Karahantepe’ye Şangay’dan ödül
32 ülkenin katıldığı ve 973 hakem değerlendirilmesiyle alınan karar, Anadolu’nun tarih öncesi arkeolojisine yaptığı önemli katkıları ortaya koydu. Göbeklitepe’ye 30 kilometre mesafede yer alan ve dünyanın zaman makinesi olarak nitelendirilen Karahantepe’deki yerleşimin 11 bin 500 yıl önce başladığı ortaya çıktı.
Bilim insanları bölgedeki dev heykellerin sırrını araştırıyor
Göbeklitepe – Karahantepe Kazı Heyeti Başkanı ve İstanbul Üniversitesi Arkeoloji Bölümü Tarih öncesi Arkeolojisi Anabilim Dalı Başkanı Prof. Dr. Necmi Karul, Göbeklitepe’ye 30 kilometre mesafede olan Karahantepe’nin bölgede bilinen en büyük yerleşim yerlerinden biri olduğunu ifade ederek “Şimdiye kadar elde edilen tarihler, buradaki iskânın 11 bin 500 yıl önce başladığını ve bin yılı aşkın bir süre devam ettiğini gösteriyor” dedi.
Karahantepe’de elde edilen bulgular insanlık tarihine ışık tutuyor
Karul, “Karahantepe’de tarih öncesi insanın çevresinden nasıl faydalandığından, geçim stratejilerine ve özellikle de 12 bin yıl önceki insanın sembolik dünyasına en fazla yaklaştığımız alan. Özellikle mimari, teknoloji, sanat ve günlük yaşam konusunda çok fazla veriye ulaşabiliyoruz.” ifadelerini kullandı.

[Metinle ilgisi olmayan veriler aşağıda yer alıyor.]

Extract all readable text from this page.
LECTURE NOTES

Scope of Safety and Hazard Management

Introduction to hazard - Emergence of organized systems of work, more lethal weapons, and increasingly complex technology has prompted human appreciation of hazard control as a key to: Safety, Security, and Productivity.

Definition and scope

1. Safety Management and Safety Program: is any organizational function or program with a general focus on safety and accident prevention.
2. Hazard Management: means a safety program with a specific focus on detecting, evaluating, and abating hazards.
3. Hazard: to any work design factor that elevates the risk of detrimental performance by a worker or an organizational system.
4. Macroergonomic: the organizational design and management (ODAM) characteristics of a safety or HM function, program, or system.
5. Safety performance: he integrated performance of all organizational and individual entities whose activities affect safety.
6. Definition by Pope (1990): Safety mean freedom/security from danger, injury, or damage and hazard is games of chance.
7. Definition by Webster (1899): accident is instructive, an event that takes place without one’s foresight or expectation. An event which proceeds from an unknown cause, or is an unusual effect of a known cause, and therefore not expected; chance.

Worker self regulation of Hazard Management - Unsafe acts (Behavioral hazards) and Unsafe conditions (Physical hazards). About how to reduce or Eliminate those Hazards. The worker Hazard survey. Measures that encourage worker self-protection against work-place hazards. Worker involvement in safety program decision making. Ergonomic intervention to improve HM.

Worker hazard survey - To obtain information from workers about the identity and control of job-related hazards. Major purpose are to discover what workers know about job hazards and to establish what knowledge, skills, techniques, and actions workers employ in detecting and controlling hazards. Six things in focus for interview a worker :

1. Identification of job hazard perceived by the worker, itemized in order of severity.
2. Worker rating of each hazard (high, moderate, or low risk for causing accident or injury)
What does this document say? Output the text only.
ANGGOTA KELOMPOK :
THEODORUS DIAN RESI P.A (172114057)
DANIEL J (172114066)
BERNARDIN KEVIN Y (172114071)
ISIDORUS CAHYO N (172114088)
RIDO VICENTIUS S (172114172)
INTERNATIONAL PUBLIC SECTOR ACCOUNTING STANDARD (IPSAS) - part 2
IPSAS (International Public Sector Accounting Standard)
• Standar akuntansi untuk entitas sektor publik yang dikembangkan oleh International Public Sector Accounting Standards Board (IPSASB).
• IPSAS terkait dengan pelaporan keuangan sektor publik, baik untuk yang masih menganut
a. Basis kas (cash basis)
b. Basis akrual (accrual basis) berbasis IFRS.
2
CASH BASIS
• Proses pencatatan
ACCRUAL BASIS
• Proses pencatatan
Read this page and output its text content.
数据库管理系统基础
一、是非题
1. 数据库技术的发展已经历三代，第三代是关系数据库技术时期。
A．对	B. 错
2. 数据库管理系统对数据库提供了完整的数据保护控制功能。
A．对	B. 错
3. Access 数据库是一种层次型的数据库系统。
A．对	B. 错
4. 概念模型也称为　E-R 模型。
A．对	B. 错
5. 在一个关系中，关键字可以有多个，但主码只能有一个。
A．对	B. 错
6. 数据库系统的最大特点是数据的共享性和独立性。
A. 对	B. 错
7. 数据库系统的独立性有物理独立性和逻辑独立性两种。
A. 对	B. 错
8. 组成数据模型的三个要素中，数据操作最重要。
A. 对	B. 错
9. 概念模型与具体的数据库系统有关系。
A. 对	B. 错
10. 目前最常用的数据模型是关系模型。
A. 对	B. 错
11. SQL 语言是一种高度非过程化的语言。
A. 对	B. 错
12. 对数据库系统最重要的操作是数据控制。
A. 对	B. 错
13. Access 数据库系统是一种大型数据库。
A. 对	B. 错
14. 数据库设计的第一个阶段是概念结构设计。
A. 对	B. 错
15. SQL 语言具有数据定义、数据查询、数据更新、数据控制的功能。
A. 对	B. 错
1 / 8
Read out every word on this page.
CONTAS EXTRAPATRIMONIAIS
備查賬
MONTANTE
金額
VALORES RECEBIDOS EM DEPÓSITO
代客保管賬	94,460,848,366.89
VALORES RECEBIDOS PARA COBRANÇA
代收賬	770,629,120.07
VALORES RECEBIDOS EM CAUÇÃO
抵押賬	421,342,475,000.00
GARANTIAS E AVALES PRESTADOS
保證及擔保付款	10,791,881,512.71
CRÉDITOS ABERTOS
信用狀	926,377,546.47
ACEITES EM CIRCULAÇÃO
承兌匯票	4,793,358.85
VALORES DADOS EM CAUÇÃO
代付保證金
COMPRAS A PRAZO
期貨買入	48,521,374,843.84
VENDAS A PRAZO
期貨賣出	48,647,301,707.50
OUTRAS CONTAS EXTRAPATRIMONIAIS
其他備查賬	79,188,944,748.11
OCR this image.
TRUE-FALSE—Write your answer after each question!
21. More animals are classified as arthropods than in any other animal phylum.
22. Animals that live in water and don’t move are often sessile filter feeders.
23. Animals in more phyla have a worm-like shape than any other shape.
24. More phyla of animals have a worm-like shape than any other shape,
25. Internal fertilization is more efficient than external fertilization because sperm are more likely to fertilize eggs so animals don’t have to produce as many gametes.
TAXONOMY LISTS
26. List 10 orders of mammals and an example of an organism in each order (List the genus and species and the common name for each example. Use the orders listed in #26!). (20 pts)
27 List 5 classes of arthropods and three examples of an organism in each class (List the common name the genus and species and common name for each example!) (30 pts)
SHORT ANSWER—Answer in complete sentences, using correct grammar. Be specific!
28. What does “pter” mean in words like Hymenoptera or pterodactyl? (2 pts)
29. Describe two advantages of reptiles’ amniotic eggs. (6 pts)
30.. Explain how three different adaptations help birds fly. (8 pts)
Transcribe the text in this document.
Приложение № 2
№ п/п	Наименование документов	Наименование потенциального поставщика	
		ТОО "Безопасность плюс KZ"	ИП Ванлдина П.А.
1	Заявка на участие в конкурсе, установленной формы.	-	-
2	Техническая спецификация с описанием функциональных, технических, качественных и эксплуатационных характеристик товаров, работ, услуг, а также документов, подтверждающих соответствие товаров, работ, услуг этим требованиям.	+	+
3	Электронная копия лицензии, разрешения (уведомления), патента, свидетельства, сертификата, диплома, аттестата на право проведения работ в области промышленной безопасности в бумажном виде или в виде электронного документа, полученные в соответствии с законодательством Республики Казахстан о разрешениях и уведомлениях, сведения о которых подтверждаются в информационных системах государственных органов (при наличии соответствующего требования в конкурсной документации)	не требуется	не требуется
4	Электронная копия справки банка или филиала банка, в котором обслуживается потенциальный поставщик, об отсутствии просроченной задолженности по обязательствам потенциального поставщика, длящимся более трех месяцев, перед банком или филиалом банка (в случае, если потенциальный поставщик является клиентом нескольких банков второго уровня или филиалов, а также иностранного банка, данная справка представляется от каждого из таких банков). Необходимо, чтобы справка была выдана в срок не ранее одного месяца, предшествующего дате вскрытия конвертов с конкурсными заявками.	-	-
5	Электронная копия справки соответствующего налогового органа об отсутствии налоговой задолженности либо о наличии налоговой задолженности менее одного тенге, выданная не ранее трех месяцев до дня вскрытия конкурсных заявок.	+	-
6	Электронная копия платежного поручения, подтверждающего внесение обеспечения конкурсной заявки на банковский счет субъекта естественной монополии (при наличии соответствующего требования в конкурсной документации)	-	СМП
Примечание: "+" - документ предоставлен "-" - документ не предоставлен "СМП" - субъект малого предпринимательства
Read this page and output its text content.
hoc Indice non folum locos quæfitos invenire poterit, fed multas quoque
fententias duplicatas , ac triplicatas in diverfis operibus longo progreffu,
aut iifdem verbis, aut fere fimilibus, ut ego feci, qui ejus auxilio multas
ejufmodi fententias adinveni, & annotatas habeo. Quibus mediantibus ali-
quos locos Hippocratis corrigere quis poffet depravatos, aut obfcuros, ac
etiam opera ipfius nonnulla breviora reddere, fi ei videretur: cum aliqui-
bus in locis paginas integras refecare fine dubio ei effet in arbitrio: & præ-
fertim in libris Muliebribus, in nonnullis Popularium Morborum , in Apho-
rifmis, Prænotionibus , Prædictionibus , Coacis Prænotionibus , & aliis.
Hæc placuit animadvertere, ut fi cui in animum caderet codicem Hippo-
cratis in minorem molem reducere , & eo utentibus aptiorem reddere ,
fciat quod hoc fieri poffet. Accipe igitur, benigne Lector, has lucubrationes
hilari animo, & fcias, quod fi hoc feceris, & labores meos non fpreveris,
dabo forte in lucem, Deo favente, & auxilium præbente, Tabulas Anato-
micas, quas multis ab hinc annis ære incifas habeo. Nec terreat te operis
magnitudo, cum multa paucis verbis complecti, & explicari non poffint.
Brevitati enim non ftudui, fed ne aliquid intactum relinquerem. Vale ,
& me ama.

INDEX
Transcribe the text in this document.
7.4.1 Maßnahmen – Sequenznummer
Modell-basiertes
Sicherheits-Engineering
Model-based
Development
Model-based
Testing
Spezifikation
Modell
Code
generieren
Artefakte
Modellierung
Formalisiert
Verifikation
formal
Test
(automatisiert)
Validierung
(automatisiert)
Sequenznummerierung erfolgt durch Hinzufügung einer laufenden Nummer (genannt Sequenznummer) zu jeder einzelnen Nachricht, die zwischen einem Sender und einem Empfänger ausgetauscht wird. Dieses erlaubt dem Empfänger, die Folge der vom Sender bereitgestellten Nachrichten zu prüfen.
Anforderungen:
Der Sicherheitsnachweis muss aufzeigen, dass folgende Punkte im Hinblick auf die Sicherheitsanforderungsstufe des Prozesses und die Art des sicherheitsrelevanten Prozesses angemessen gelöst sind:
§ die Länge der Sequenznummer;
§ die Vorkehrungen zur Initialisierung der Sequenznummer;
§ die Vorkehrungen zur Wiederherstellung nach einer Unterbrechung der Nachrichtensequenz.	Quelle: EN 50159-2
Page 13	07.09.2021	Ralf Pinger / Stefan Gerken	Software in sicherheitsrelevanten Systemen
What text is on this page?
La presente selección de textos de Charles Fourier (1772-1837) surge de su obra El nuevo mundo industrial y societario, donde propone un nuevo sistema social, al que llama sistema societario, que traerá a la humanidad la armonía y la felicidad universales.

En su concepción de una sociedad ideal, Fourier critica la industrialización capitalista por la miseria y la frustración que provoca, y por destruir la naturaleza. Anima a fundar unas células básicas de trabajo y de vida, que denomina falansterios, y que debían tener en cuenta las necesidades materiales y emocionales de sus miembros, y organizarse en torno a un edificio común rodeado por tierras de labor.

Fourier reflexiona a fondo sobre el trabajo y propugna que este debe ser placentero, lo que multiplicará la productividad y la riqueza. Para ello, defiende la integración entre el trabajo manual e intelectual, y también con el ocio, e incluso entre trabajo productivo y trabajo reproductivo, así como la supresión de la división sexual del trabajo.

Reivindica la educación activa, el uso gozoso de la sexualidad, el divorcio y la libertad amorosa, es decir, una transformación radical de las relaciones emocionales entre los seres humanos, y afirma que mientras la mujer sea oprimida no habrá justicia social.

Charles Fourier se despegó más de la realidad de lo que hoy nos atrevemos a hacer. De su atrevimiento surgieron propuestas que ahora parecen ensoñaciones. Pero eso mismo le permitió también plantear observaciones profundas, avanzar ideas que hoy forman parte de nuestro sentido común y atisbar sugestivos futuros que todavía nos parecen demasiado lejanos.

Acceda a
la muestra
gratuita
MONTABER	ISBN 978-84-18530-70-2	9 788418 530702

Arkeoloji dünyasının kalbi Şanlıurfa’da atıyor
Karul, “Yerleşimin son evrelerinde yapıların artık yuvarlak değil dörtgen planlı yapılmaya başladıkları dönemde de özel yapılar inşa edilmeye devam ettiği anlaşıldı. Bu yapılardan birinde seki üzerinde oturur vaziyette, yüksekliği 2 metre 45 santimetreyi bulan bir insan heykeli bulundu. Karahantepe ve çağdaşı yerleşmelerde açığa çıkarılan bu yapılar gerek inşa teknikleri gerekse içlerindeki buluntular, tarih öncesi insanın oldukça kompleks bir yaşam sürdüğünü kanıtlıyor. İlk yerleşik toplumlar mimari, sanatsal üretimler ve yaşamları için gerekli olan teknolojileri geliştirmekle kalmamış bunu organize bir şekilde planlayarak hayata geçiren toplumsal düzeni de kurmuşlardır. Bulunan çok sayıdaki insan ve hayvan heykeli ile özel yapılar ilk yerleşik toplumların yaşamlarını idame ettirmeye çalışan ve basit bir yaşam süren gruplar olmadıklarını aksine sanatsal bir üslup ve beğeni anlayışına sahip gelişkin toplulukların söz konusu olduğunu kanıtlıyor” dedi.